Substitute $t=\text{2}\text{.15}\times {10}^6\text{s}$, $k_1=1.60\times {10}^{-6}{\text{s}}^{-1}$, $k_2=5.79\times {10}^{-8}{\text{s}}^{-1}$ and ${\left[{}^{\text{210}}\text{Bi}\right]}_0=0.85\text{M}$ in third expression of equation (3).

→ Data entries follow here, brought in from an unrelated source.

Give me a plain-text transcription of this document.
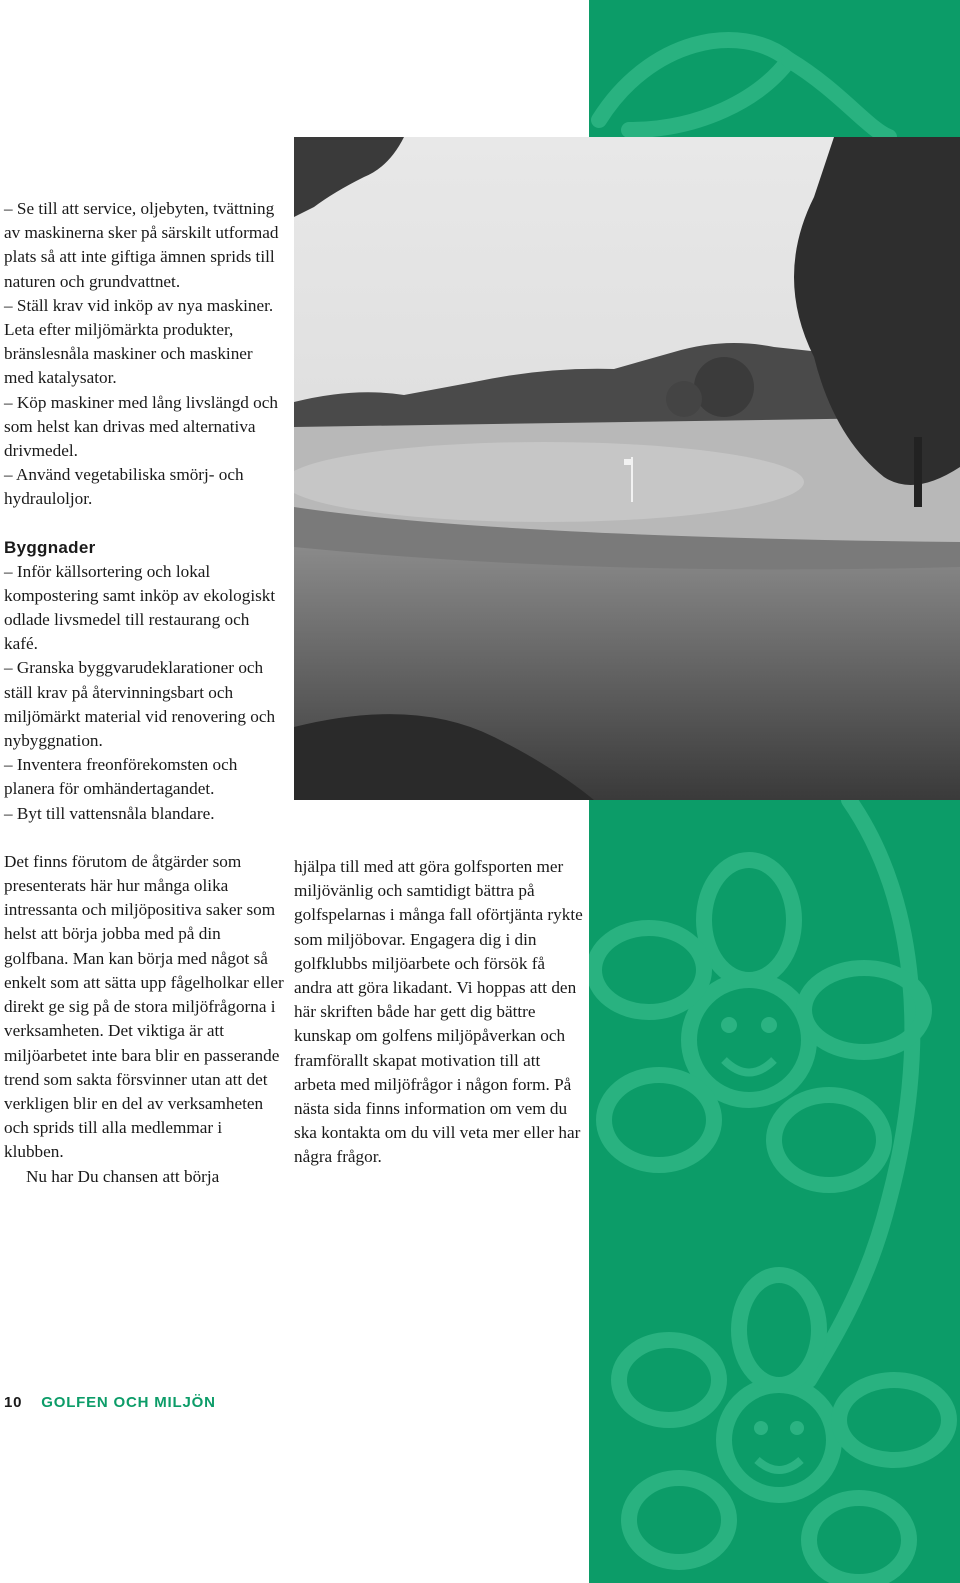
– Se till att service, oljebyten, tvättning av maskinerna sker på särskilt utformad plats så att inte giftiga ämnen sprids till naturen och grundvattnet.

– Ställ krav vid inköp av nya maskiner. Leta efter miljömärkta produkter, bränslesnåla maskiner och maskiner med katalysator.

– Köp maskiner med lång livslängd och som helst kan drivas med alternativa drivmedel.

– Använd vegetabiliska smörj- och hydrauloljor.

Byggnader

– Inför källsortering och lokal kompostering samt inköp av ekologiskt odlade livsmedel till restaurang och kafé.

– Granska byggvarudeklarationer och ställ krav på återvinningsbart och miljömärkt material vid renovering och nybyggnation.

– Inventera freonförekomsten och planera för omhändertagandet.

– Byt till vattensnåla blandare.

Det finns förutom de åtgärder som presenterats här hur många olika intressanta och miljöpositiva saker som helst att börja jobba med på din golfbana. Man kan börja med något så enkelt som att sätta upp fågelholkar eller direkt ge sig på de stora miljöfrågorna i verksamheten. Det viktiga är att miljöarbetet inte bara blir en passerande trend som sakta försvinner utan att det verkligen blir en del av verksamheten och sprids till alla medlemmar i klubben.

Nu har Du chansen att börja

hjälpa till med att göra golfsporten mer miljövänlig och samtidigt bättra på golfspelarnas i många fall oförtjänta rykte som miljöbovar. Engagera dig i din golfklubbs miljöarbete och försök få andra att göra likadant. Vi hoppas att den här skriften både har gett dig bättre kunskap om golfens miljöpåverkan och framförallt skapat motivation till att arbeta med miljöfrågor i någon form. På nästa sida finns information om vem du ska kontakta om du vill veta mer eller har några frågor.

10 GOLFEN OCH MILJÖN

$\begin{array}{rll}{\left[{}^{\text{206}}\text{Pb}\right]}_t& =& \left(\text{0}\text{.85}\text{M}\right)\left[\begin{array}{l}1+\frac{1}{\left(1.60\times {10}^{-6}{\text{s}}^{-1}\right)-\left(5.79\times {10}^{-8}{\text{s}}^{-1}\right)}\\ \left(\begin{array}{l}\left(5.79\times {10}^{-8}{\text{s}}^{-1}\right)\cdot e^{-\left(1.60\times {10}^{-6}{\text{s}}^{-1}\right)\left(\text{2}\text{.15}\times {\text{10}}^6\text{s}\right)}-\\ \left(1.60\times {10}^{-6}{\text{s}}^{-1}\right)\cdot e^{-\left(5.79\times {10}^{-8}{\text{s}}^{-1}\right)\left(\text{2}\text{.15}\times {\text{10}}^6\text{s}\right)}\end{array}\right)\end{array}\right]\\ & =& \left(\text{0}\text{.85}\text{M}\right)\left[1+\left(0.648\times {10}^6\text{s}\right)\left(0.1853\times {10}^{-8}{\text{s}}^{-1}-1.4128\times {10}^{-6}{\text{s}}^{-1}\right)\right]\\ & =& \left(\text{0}\text{.85}\text{M}\right)\left[1+\left(0.648\times {10}^6\text{s}\right)\left(-1.411\times {10}^{-6}{\text{s}}^{-1}\right)\right]\\ & =& 0.0728\text{M}\end{array}$

Therefore, the specific amounts of ${}^{\text{210}}\text{Bi}$, ${}^{\text{210}}\text{Po}$, and ${}^{\text{206}}\text{Pb}$ at $t=\text{2}\text{.15}\times {\text{10}}^6\text{s}$ are $0.02725\text{M}$, $0.7505\text{M}$ and $0.0728\text{M}$ respectively.

Conclusion

The value of time is $\text{2}\text{.15}\times {\text{10}}^6\text{s}$. The specific amounts of ${}^{\text{210}}\text{Bi}$, ${}^{\text{210}}\text{Po}$, and ${}^{\text{206}}\text{Pb}$ at $t=\text{2}\text{.15}\times {\text{10}}^6\text{s}$ are $0.02725\text{M}$, $0.7505\text{M}$ and $0.0728\text{M}$ respectively.